A fuzzy based query that uses similarity based on Levenshtein (edit distance) algorithm.
Warning: this query is not very scalable with its default prefix length of 0 – in this case, every term will be enumerated and cause an edit score calculation or max_expansions
is not set.
Here is a simple example:
{ "fuzzy" : { "user" : "ki" } }
More complex settings can be set (the values here are the default values):
{ "fuzzy" : { "user" : { "value" : "ki", "boost" : 1.0, "min_similarity" : 0.5, "prefix_length" : 0 } } }
The max_expansions
parameter (unbounded by default) controls the number of terms the fuzzy query will expand to.
Numeric / Date Fuzzy
fuzzy
query on a numeric field will result in a range query “around” the value using the min_similarity
value.
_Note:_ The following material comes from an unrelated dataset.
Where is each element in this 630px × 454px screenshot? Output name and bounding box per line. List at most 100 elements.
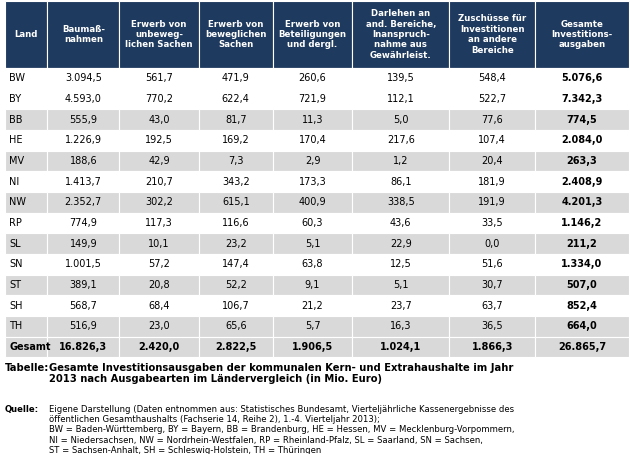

For example:
{ "fuzzy" : { "price" : { "value" : 12, "min_similarity" : 2 } } }
Will result in a range query between 10 and 14. Same applies to dates, with support for time format for the min_similarity
field:
{ "fuzzy" : { "created" : { "value" : "2010-02-05T12:05:07", "min_similarity" : "1d" } } }
In the mapping, numeric and date types now allow to configure a fuzzy_factor
mapping value (defaults to 1), which will be used to multiply the fuzzy value by it when used in a query_string
type query. For example, for dates, a fuzzy factor of “1d” will result in multiplying whatever fuzzy value provided in the min_similarity by it. Note, this is explicitly supported since query_string query only allowed for similarity valued between 0.0 and 1.0.